Making tall timber buildings fire safe

PhD Student, Hangyu Xu, in front of the fire test room. Credit: ARC Future Timber Hub.

The ARC Industrial Transformation Research Hub to Transform Future Tall Timber Buildings (ARC Future Timber Hub) is a leading timber research collaboration, administered by The University of Queensland, bringing together experts from industry, government, and academia who are committed to the future development of safe tall timber buildings in the Pacific region.

 

The ARC Future Timber Hub is building a body of research evidence to guide the establishment of clear guidelines for timber-based construction for tall timber buildings in Australia.

The results for fire testing have now enabled the validation of the proposed design framework, opening the way for performance-based design of mass timber buildings by fire safety engineers.

The Hub's research team is advancing the science of tall timber construction including the development of design solutions for engineered wood products such as Cross-Laminated Timber (CLT). Engineered wood products have multiple beneficial qualities including having naturally-insulative properties, advantageous structural performance, sustainability, and aesthetic features. They also use sustainably managed plantations, and prefabricated construction technologies that minimise waste while enhancing building quality and performance.

To ensure the fire-safe use of mass timber structures in tall timber buildings, researchers from the Hub have developed a design framework to define the conditions that enable the self-extinction of mass engineered timber. This is especially important for timber used in tall buildings, where there is a fear of massive conflagrations and fire-induced progressive collapse.

With industry partners including Hyne Timber, XLam, Queensland Fire and Emergency Services, Lendlease, Knauf and Rockwool International, the team conducted a series of 6 large-scale compartment fire tests to validate the framework.
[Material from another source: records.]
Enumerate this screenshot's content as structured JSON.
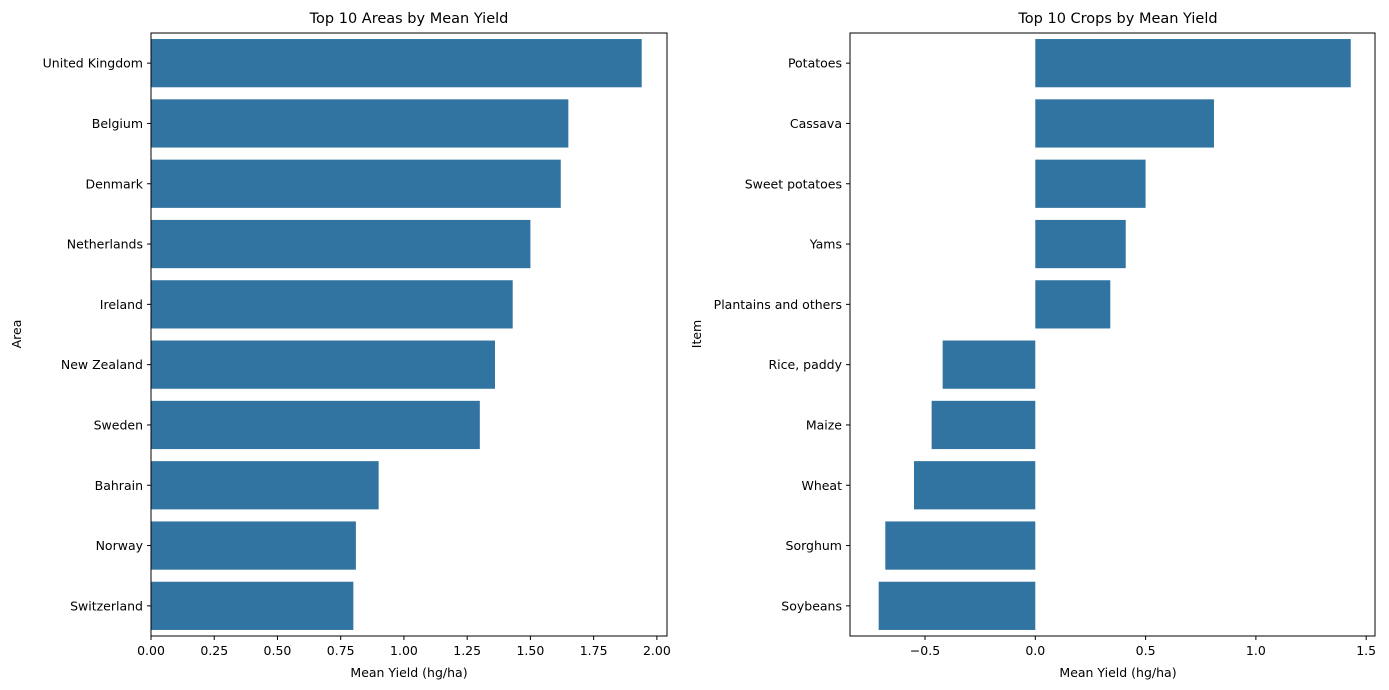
{
  "chart_data": [
    {
      "type": "bar",
      "orientation": "horizontal",
      "title": "Top 10 Areas by Mean Yield",
      "xlabel": "Mean Yield (hg/ha)",
      "ylabel": "Area",
      "categories": [
        "United Kingdom",
        "Belgium",
        "Denmark",
        "Netherlands",
        "Ireland",
        "New Zealand",
        "Sweden",
        "Bahrain",
        "Norway",
        "Switzerland"
      ],
      "values": [
        1.94,
        1.65,
        1.62,
        1.5,
        1.43,
        1.36,
        1.3,
        0.9,
        0.81,
        0.8
      ],
      "xlim": [
        0,
        2.04
      ],
      "xticks": [
        0,
        0.25,
        0.5,
        0.75,
        1,
        1.25,
        1.5,
        1.75,
        2
      ],
      "xtick_labels": [
        "0.00",
        "0.25",
        "0.50",
        "0.75",
        "1.00",
        "1.25",
        "1.50",
        "1.75",
        "2.00"
      ],
      "grid": false,
      "bar_color": "#3274a1"
    },
    {
      "type": "bar",
      "orientation": "horizontal",
      "title": "Top 10 Crops by Mean Yield",
      "xlabel": "Mean Yield (hg/ha)",
      "ylabel": "Item",
      "categories": [
        "Potatoes",
        "Cassava",
        "Sweet potatoes",
        "Yams",
        "Plantains and others",
        "Rice, paddy",
        "Maize",
        "Wheat",
        "Sorghum",
        "Soybeans"
      ],
      "values": [
        1.43,
        0.81,
        0.5,
        0.41,
        0.34,
        -0.42,
        -0.47,
        -0.55,
        -0.68,
        -0.71
      ],
      "xlim": [
        -0.84,
        1.54
      ],
      "xticks": [
        -0.5,
        0,
        0.5,
        1,
        1.5
      ],
      "xtick_labels": [
        "−0.5",
        "0.0",
        "0.5",
        "1.0",
        "1.5"
      ],
      "grid": false,
      "bar_color": "#3274a1"
    }
  ]
}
Each test was equipped with more than 500 sensors and a 14m-high buoyancy calorimeter used to acquire essential data for characterising the fire behaviour.

Researchers from the Hub were also among the winners of Australia’s 2020 Good Design Awards – the highest honours for design and innovation in the country – receiving a prestigious Good Design Award Gold Accolade in the Engineering Design category for their ‘Suspended Remnants’ timber pavilion, in recognition of the structure’s outstanding design and innovation.

The pavilion, a structure created from a collaboration between two Hub project teams, with additional research partners at Swinburne University of Technology, and Hyne Timber, showcased how under-valued sawmill products can be turned into value-added timber structures. The team coupled inventory constrained design with a form finding process called funicular modelling, famously used by Antoni Gaudi over a century ago.